Disagreements are a given. The Christian moviemakers behind a low-budget film called "Facing the Giants" were stunned when the MPAA pinned a PG rating on their gentle movie about a burned-out, depressed football coach whose life -- on and off the field -- takes a miraculous turn for the better.

"What the MPAA said is that the movie contained strong 'thematic elements' that might disturb some parents," said Kris Fuhr, vice president for marketing at Provident Films, which is owned by Sony Pictures.
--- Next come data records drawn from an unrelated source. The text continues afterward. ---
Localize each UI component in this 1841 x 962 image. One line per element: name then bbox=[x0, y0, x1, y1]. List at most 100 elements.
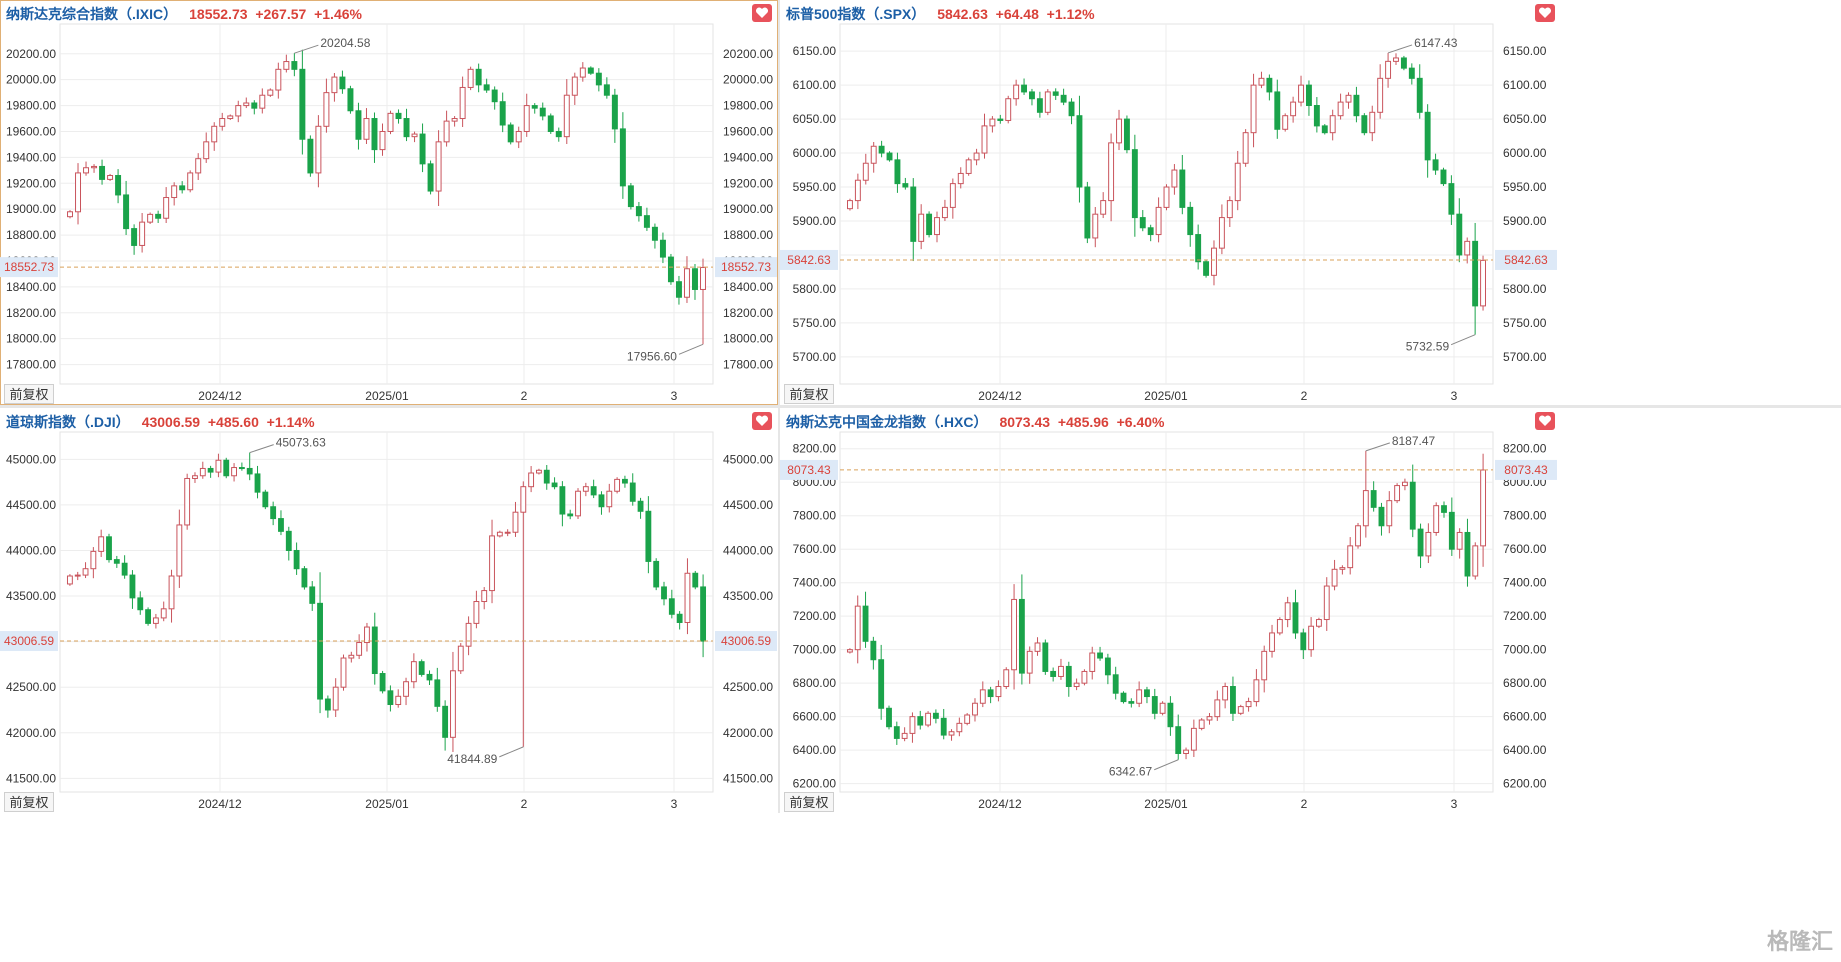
candle-body bbox=[1282, 115, 1289, 130]
candle-body bbox=[1416, 77, 1423, 113]
y-tick-label-right: 6600.00 bbox=[1503, 710, 1547, 724]
y-tick-label-right: 6400.00 bbox=[1503, 743, 1547, 757]
favorite-heart-icon[interactable] bbox=[1535, 4, 1555, 22]
last-price-box-left bbox=[0, 257, 58, 278]
candle-body bbox=[1159, 702, 1166, 714]
candle-body bbox=[1005, 98, 1012, 121]
candle-body bbox=[973, 152, 980, 161]
candle-body bbox=[563, 94, 570, 138]
candle-body bbox=[571, 76, 578, 96]
candle-body bbox=[450, 670, 456, 738]
candle-body bbox=[1171, 169, 1178, 188]
x-tick-label: 3 bbox=[1451, 389, 1458, 403]
candle-body bbox=[1021, 84, 1028, 93]
panel-ixic[interactable]: 纳斯达克综合指数（.IXIC） 18552.73 +267.57 +1.46% 1… bbox=[0, 0, 778, 405]
candle-body bbox=[1084, 186, 1091, 239]
y-tick-label-right: 6000.00 bbox=[1503, 146, 1547, 160]
candle-body bbox=[645, 510, 652, 562]
candle-body bbox=[611, 94, 618, 130]
candle-body bbox=[332, 686, 339, 711]
favorite-heart-icon[interactable] bbox=[752, 4, 772, 22]
y-tick-label-left: 5900.00 bbox=[793, 214, 837, 228]
low-label: 17956.60 bbox=[627, 349, 677, 363]
reset-tag-button[interactable]: 前复权 bbox=[4, 792, 54, 812]
watermark-logo: 格隆汇 bbox=[1766, 929, 1833, 954]
candle-body bbox=[301, 568, 308, 588]
candle-body bbox=[547, 115, 554, 132]
candle-body bbox=[1131, 149, 1138, 219]
y-tick-label-left: 6400.00 bbox=[793, 743, 837, 757]
high-label: 8187.47 bbox=[1392, 434, 1436, 448]
candle-body bbox=[371, 626, 378, 675]
x-tick-label: 2 bbox=[1301, 797, 1308, 811]
low-label: 6342.67 bbox=[1109, 765, 1153, 779]
candle-body bbox=[176, 524, 183, 577]
candle-body bbox=[1417, 528, 1424, 557]
candle-body bbox=[910, 186, 917, 242]
candle-body bbox=[489, 535, 495, 592]
y-tick-label-right: 43500.00 bbox=[723, 589, 773, 603]
horizontal-divider bbox=[0, 405, 1841, 408]
reset-tag-button[interactable]: 前复权 bbox=[4, 384, 54, 404]
candlestick-chart-ixic[interactable]: 17800.00 17800.00 18000.00 18000.00 18200.00… bbox=[0, 0, 778, 405]
candle-body bbox=[575, 490, 581, 517]
last-price-label-left: 43006.59 bbox=[4, 634, 54, 648]
candle-body bbox=[1284, 602, 1291, 621]
candle-body bbox=[395, 112, 402, 120]
last-price-box-right bbox=[1495, 249, 1557, 270]
candle-body bbox=[1321, 125, 1328, 134]
favorite-heart-icon[interactable] bbox=[752, 412, 772, 430]
candle-body bbox=[1329, 115, 1336, 134]
candle-body bbox=[878, 145, 885, 154]
reset-tag-button[interactable]: 前复权 bbox=[784, 792, 834, 812]
x-tick-label: 3 bbox=[671, 797, 678, 811]
candle-body bbox=[1345, 94, 1352, 103]
y-tick-label-right: 5900.00 bbox=[1503, 214, 1547, 228]
candle-body bbox=[184, 477, 191, 526]
candlestick-chart-dji[interactable]: 41500.00 41500.00 42000.00 42000.00 42500.00… bbox=[0, 408, 778, 813]
candlestick-chart-spx[interactable]: 5700.00 5700.00 5750.00 5750.00 5800.00 5800.… bbox=[780, 0, 1841, 405]
candle-body bbox=[426, 673, 433, 681]
candle-body bbox=[66, 575, 73, 585]
panel-hxc[interactable]: 纳斯达克中国金龙指数（.HXC） 8073.43 +485.96 +6.40% 6… bbox=[780, 408, 1841, 813]
candle-body bbox=[1393, 57, 1399, 62]
candle-body bbox=[893, 726, 900, 739]
candle-body bbox=[1003, 669, 1010, 688]
candle-body bbox=[918, 213, 925, 242]
y-tick-label-right: 18000.00 bbox=[723, 332, 773, 346]
candle-body bbox=[395, 695, 402, 706]
reset-tag-button[interactable]: 前复权 bbox=[784, 384, 834, 404]
candle-body bbox=[1203, 261, 1210, 276]
candle-body bbox=[481, 590, 488, 603]
candle-body bbox=[847, 200, 853, 210]
candle-body bbox=[207, 467, 214, 473]
candle-body bbox=[355, 110, 362, 140]
candle-body bbox=[1440, 169, 1447, 185]
candle-body bbox=[403, 118, 410, 138]
candle-body bbox=[621, 478, 628, 484]
y-tick-label-right: 8200.00 bbox=[1503, 442, 1547, 456]
y-tick-label-left: 43500.00 bbox=[6, 589, 56, 603]
x-tick-label: 2024/12 bbox=[978, 797, 1022, 811]
candle-body bbox=[403, 681, 409, 697]
candle-body bbox=[1480, 259, 1486, 307]
y-tick-label-left: 19600.00 bbox=[6, 124, 56, 138]
candle-body bbox=[251, 102, 258, 109]
y-tick-label-right: 19800.00 bbox=[723, 99, 773, 113]
candle-body bbox=[1456, 213, 1463, 256]
candle-body bbox=[1401, 481, 1408, 487]
candle-body bbox=[163, 197, 170, 219]
y-tick-label-left: 18800.00 bbox=[6, 228, 56, 242]
candle-body bbox=[964, 714, 971, 724]
candlestick-chart-hxc[interactable]: 6200.00 6200.00 6400.00 6400.00 6600.00 6600.… bbox=[780, 408, 1841, 813]
candle-body bbox=[854, 179, 861, 202]
index-quote: 18552.73 +267.57 +1.46% bbox=[189, 6, 362, 22]
panel-spx[interactable]: 标普500指数（.SPX） 5842.63 +64.48 +1.12% 5700.… bbox=[780, 0, 1841, 405]
favorite-heart-icon[interactable] bbox=[1535, 412, 1555, 430]
candle-body bbox=[267, 89, 274, 96]
candle-body bbox=[215, 459, 222, 473]
last-price-box-left bbox=[780, 249, 838, 270]
candle-body bbox=[1337, 101, 1344, 117]
panel-dji[interactable]: 道琼斯指数（.DJI） 43006.59 +485.60 +1.14% 41500… bbox=[0, 408, 778, 813]
candle-body bbox=[1339, 567, 1346, 570]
Provident plans to open the film next fall in 380 theaters nationwide with the help of Samuel Goldwyn Films, which has worked with indie movies like "The Squid and the Whale."

Which "thematic elements" earned this squeaky-clean movie its PG?

"Facing the Giants" is too evangelistic.

The MPAA, Fuhr noted, tends to offer cryptic explanations for its ratings. In this case, she was told that it "decided that the movie was heavily laden with messages from one religion and that this might offend people from other religions. It's important that they used the word 'proselytizing' when they talked about giving this movie a PG. ...

"It is kind of interesting that faith has joined that list of deadly sins that the MPAA board wants to warn parents to worry about."


One thought that comes to my mind: How many movies for children have we watched that contained no such rating warnings? We have seen many movies that taught about witchcraft or nature worship or athiestic humanism/evolution... and these movies were not considered dangerous by the ratings board. Or maybe I'm missing something.

I'm not opposed to there being some disclaimer that admits a film-maker's bias. It's just that we are subjected to anti-Christian bias all the time. It often seems that everything is acceptable...everything except that which brings honor to the name of Jesus.